Hi,
I'm developing an app to crawl the web using c# and the HtmlAgilityPack dll. It basically loads a html document and scans for links then loads all the linked documents, and this happens recursively.
Initially it was all single threaded (just to prove the concept worked), but was only processing around 600 pages per hour. The obvious bottleneck was that it took say 2 seconds to download a page and then 2 seconds to process the data and it would be far mor efficient to be able to download while the current page is being processed. This lead me to do a little multithreading.
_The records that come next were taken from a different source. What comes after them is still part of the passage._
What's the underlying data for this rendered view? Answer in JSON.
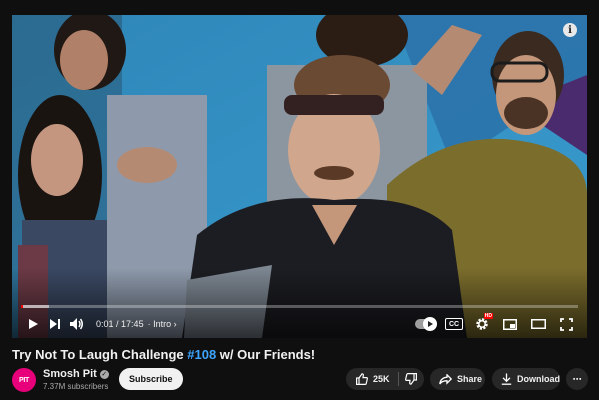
{
  "player": {
    "progress_fraction": 0.0009,
    "buffered_fraction": 0.05,
    "current_time": "0:01",
    "duration": "17:45",
    "time_separator": " / ",
    "chapter": "Intro",
    "chapter_chevron": "›",
    "info_icon_glyph": "i",
    "cc_label": "CC",
    "hd_badge": "HD",
    "colors": {
      "progress": "#ff0000",
      "link": "#3ea6ff"
    }
  },
  "video": {
    "title_prefix": "Try Not To Laugh Challenge ",
    "title_hashtag": "#108",
    "title_suffix": " w/ Our Friends!"
  },
  "channel": {
    "avatar_text": "PIT",
    "name": "Smosh Pit",
    "verified_glyph": "✓",
    "subscribers": "7.37M subscribers",
    "subscribe_label": "Subscribe"
  },
  "actions": {
    "like_count": "25K",
    "share_label": "Share",
    "download_label": "Download",
    "more_glyph": "⋯"
  },
  "icons": [
    "play-icon",
    "next-icon",
    "volume-icon",
    "autoplay-icon",
    "cc-icon",
    "settings-icon",
    "miniplayer-icon",
    "theater-icon",
    "fullscreen-icon",
    "thumbs-up-icon",
    "thumbs-down-icon",
    "share-icon",
    "download-icon",
    "more-icon",
    "verified-icon",
    "info-icon"
  ]
}
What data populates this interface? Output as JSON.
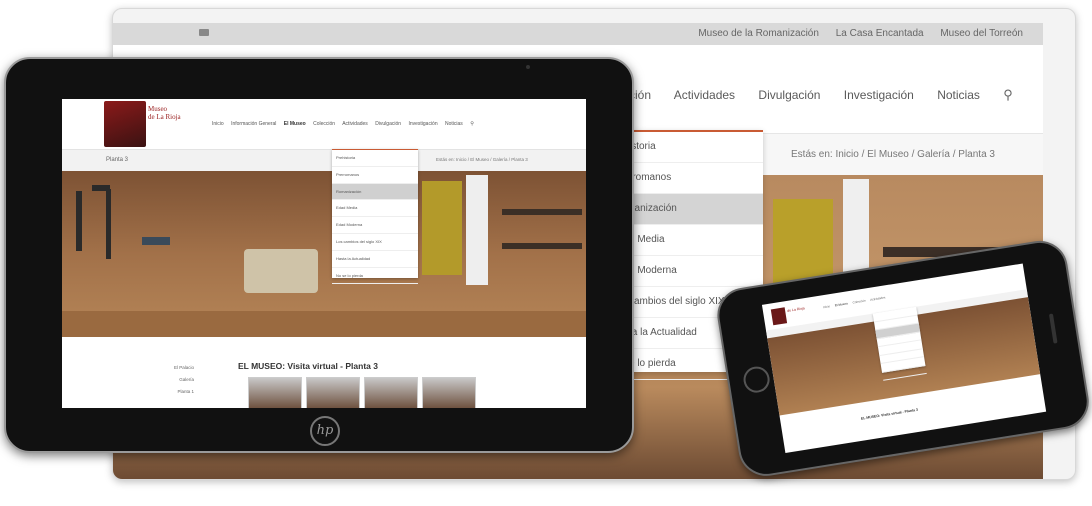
{
  "desktop": {
    "top_links": [
      "Museo de la Romanización",
      "La Casa Encantada",
      "Museo del Torreón"
    ],
    "nav": [
      "cción",
      "Actividades",
      "Divulgación",
      "Investigación",
      "Noticias"
    ],
    "breadcrumb": "Estás en:  Inicio  /  El Museo  /  Galería  /  Planta 3",
    "dropdown": [
      "istoria",
      "rromanos",
      "nanización",
      "d Media",
      "d Moderna",
      "cambios del siglo XIX",
      "ta la Actualidad",
      "e lo pierda"
    ],
    "dropdown_selected_index": 2
  },
  "tablet": {
    "logo_text_line1": "Museo",
    "logo_text_line2": "de La Rioja",
    "nav": [
      "Inicio",
      "Información General",
      "El Museo",
      "Colección",
      "Actividades",
      "Divulgación",
      "Investigación",
      "Noticias"
    ],
    "nav_active_index": 2,
    "page_label": "Planta 3",
    "breadcrumb": "Estás en:  Inicio  /  El Museo  /  Galería  /  Planta 3",
    "dropdown": [
      "Prehistoria",
      "Prerromanos",
      "Romanización",
      "Edad Media",
      "Edad Moderna",
      "Los cambios del siglo XIX",
      "Hasta la Actualidad",
      "No se lo pierda"
    ],
    "dropdown_selected_index": 2,
    "side_links": [
      "El Palacio",
      "Galería",
      "Planta 1"
    ],
    "section_title": "EL MUSEO: Visita virtual - Planta 3",
    "brand": "hp"
  },
  "phone": {
    "section_title": "EL MUSEO: Visita virtual - Planta 3"
  },
  "colors": {
    "accent": "#c95b34",
    "brand_red": "#9b2222",
    "dropdown_selected": "#d4d4d4"
  },
  "icons": {
    "search": "search-icon",
    "hp_logo": "hp-logo-icon"
  }
}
OK, so attempt 1 was something like this
//Psuedo-codey
class document
{
public document(string url)
{
thread = new thread(new threadstart(load(url));
thread.start();
}
public void load(url)
{
LoadDocumentFromUrl;
ScanDocForLinks;
foreach (link in document_links)
{
document doc = new document(link.url);
}
}
}
Now this was waaaaaaaaay faster. BUT as you can imagine this spawned loads of unterminated thread and around the 1500 mark I get an exception saying that Start could not start a new thread. So I modified the code above thus:
//Psuedo-codey
class document
{
public document(string url)
{
thread = new thread(new threadstart(load(url));
thread.start();
while (thread.IsAlive);
foreach (link in document_links)
{
document doc = new document(link.url);
}
}
public void load(url)
{
LoadDocumentFromUrl;
ScanDocForLinks;
}
}
The difference being that the thread finishes before spawning new ones - obviosuly this will still ultimately spawn a lot of threads, but at least they will terminate and the rate of self-destruction will be much slower. however like this the app is the same speed as being single threaded, as were doing way more in the main thread, to wait for the thread to end.
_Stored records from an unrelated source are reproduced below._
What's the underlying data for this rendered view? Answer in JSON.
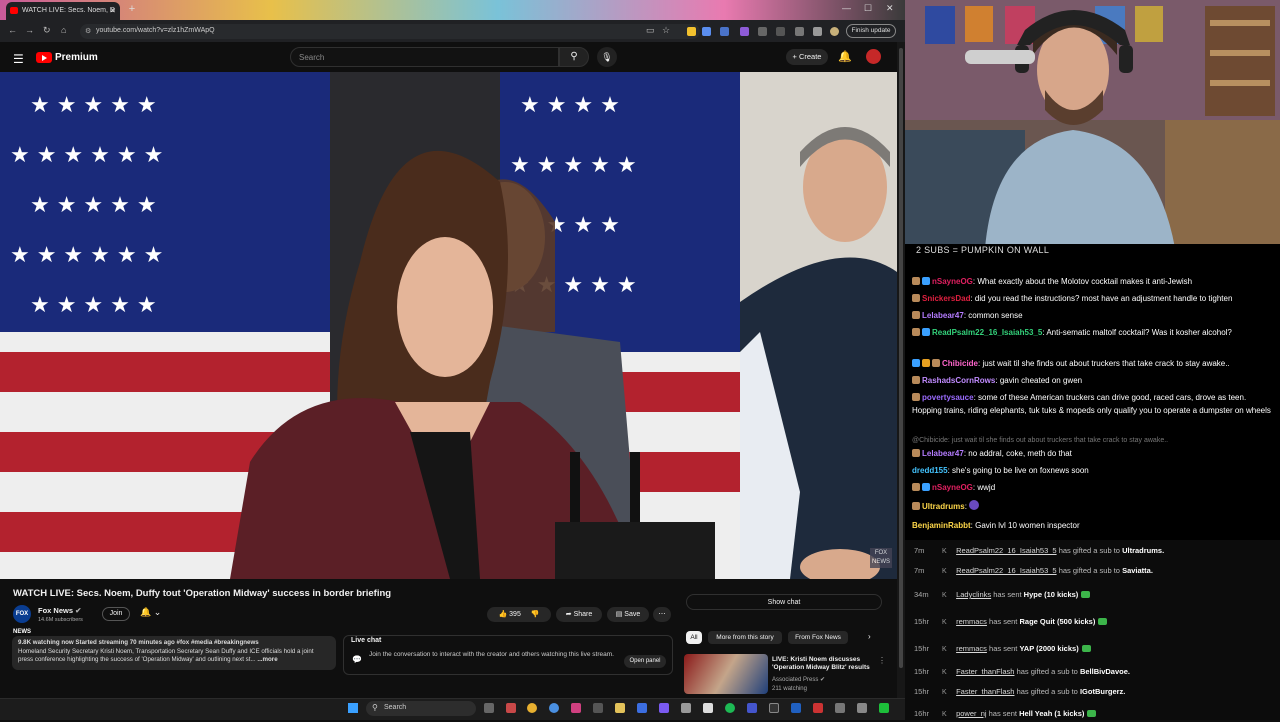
{
  "browser": {
    "tab_title": "WATCH LIVE: Secs. Noem, D",
    "url": "youtube.com/watch?v=zlz1hZmWApQ",
    "finish_update": "Finish update"
  },
  "youtube": {
    "brand": "Premium",
    "search_placeholder": "Search",
    "create_label": "Create",
    "video_title": "WATCH LIVE: Secs. Noem, Duffy tout 'Operation Midway' success in border briefing",
    "channel_name": "Fox News",
    "channel_logo_text": "FOX NEWS",
    "subscribers": "14.6M subscribers",
    "join_label": "Join",
    "likes": "395",
    "share_label": "Share",
    "save_label": "Save",
    "description_line1": "9.8K watching now  Started streaming 70 minutes ago  #fox #media #breakingnews",
    "description_line2": "Homeland Security Secretary Kristi Noem, Transportation Secretary Sean Duffy and ICE officials hold a joint press conference highlighting the success of 'Operation Midway' and outlining next st...",
    "more_label": "...more",
    "live_chat_label": "Live chat",
    "live_chat_text": "Join the conversation to interact with the creator and others watching this live stream.",
    "open_panel_label": "Open panel",
    "show_chat_label": "Show chat",
    "chips": [
      "All",
      "More from this story",
      "From Fox News"
    ],
    "related": {
      "title": "LIVE: Kristi Noem discusses 'Operation Midway Blitz' results",
      "channel": "Associated Press",
      "watching": "211 watching"
    },
    "video_bug": "FOX NEWS"
  },
  "taskbar": {
    "search_label": "Search"
  },
  "stream": {
    "overlay_text": "2 SUBS = PUMPKIN ON WALL",
    "chat": [
      {
        "user": "nSayneOG",
        "color": "#e02060",
        "text": "What exactly about the Molotov cocktail makes it anti-Jewish"
      },
      {
        "user": "SnickersDad",
        "color": "#e02040",
        "text": "did you read the instructions? most have an adjustment handle to tighten"
      },
      {
        "user": "Lelabear47",
        "color": "#b47cff",
        "text": "common sense"
      },
      {
        "user": "ReadPsalm22_16_Isaiah53_5",
        "color": "#33d17a",
        "text": "Anti-sematic maltolf cocktail? Was it kosher alcohol?"
      },
      {
        "user": "Chibicide",
        "color": "#ff66cc",
        "text": "just wait til she finds out about truckers that take crack to stay awake.."
      },
      {
        "user": "RashadsCornRows",
        "color": "#c08bff",
        "text": "gavin cheated on gwen"
      },
      {
        "user": "povertysauce",
        "color": "#9b6bff",
        "text": "some of these American truckers can drive good, raced cars, drove as teen. Hopping trains, riding elephants, tuk tuks & mopeds only qualify you to operate a dumpster on wheels"
      },
      {
        "reply": "@Chibicide: just wait til she finds out about truckers that take crack to stay awake.."
      },
      {
        "user": "Lelabear47",
        "color": "#b47cff",
        "text": "no addral, coke, meth do that"
      },
      {
        "user": "dredd155",
        "color": "#44c4ff",
        "text": "she's going to be live on foxnews soon"
      },
      {
        "user": "nSayneOG",
        "color": "#e02060",
        "text": "wwjd"
      },
      {
        "user": "Ultradrums",
        "color": "#ffd84a",
        "text": ""
      },
      {
        "user": "BenjaminRabbt",
        "color": "#ffd84a",
        "text": "Gavin lvl 10 women inspector"
      }
    ],
    "events": [
      {
        "time": "7m",
        "user": "ReadPsalm22_16_Isaiah53_5",
        "action": "has gifted a sub to",
        "target": "Ultradrums."
      },
      {
        "time": "7m",
        "user": "ReadPsalm22_16_Isaiah53_5",
        "action": "has gifted a sub to",
        "target": "Saviatta."
      },
      {
        "time": "34m",
        "user": "Ladyclinks",
        "action": "has sent",
        "target": "Hype (10 kicks)"
      },
      {
        "time": "15hr",
        "user": "remmacs",
        "action": "has sent",
        "target": "Rage Quit (500 kicks)"
      },
      {
        "time": "15hr",
        "user": "remmacs",
        "action": "has sent",
        "target": "YAP (2000 kicks)"
      },
      {
        "time": "15hr",
        "user": "Faster_thanFlash",
        "action": "has gifted a sub to",
        "target": "BellBivDavoe."
      },
      {
        "time": "15hr",
        "user": "Faster_thanFlash",
        "action": "has gifted a sub to",
        "target": "IGotBurgerz."
      },
      {
        "time": "16hr",
        "user": "power_nj",
        "action": "has sent",
        "target": "Hell Yeah (1 kicks)"
      }
    ]
  }
}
After using the 1st attempt (and seeing the possible speed) I'm not really convinced I can live with the 2nd version or even a single threaded version. BUT I cant seem to find a way to make it work. What would be really nice would be if I could throw an event when the thread ends, (I was going to try this by inheriting from the thread class, but its sealed). Ive also tried puttin in abort() in the load() method, but the exeption is raised,but the thread still seems to go on (stepping through and monitoring the thread count in taskmgr).
Does anyone have any ideas?
Neil
WHATCHA GONNA DO WHEN THE LARGEST ARMS IN THE WORLD RUN WILD ON YOU?!?!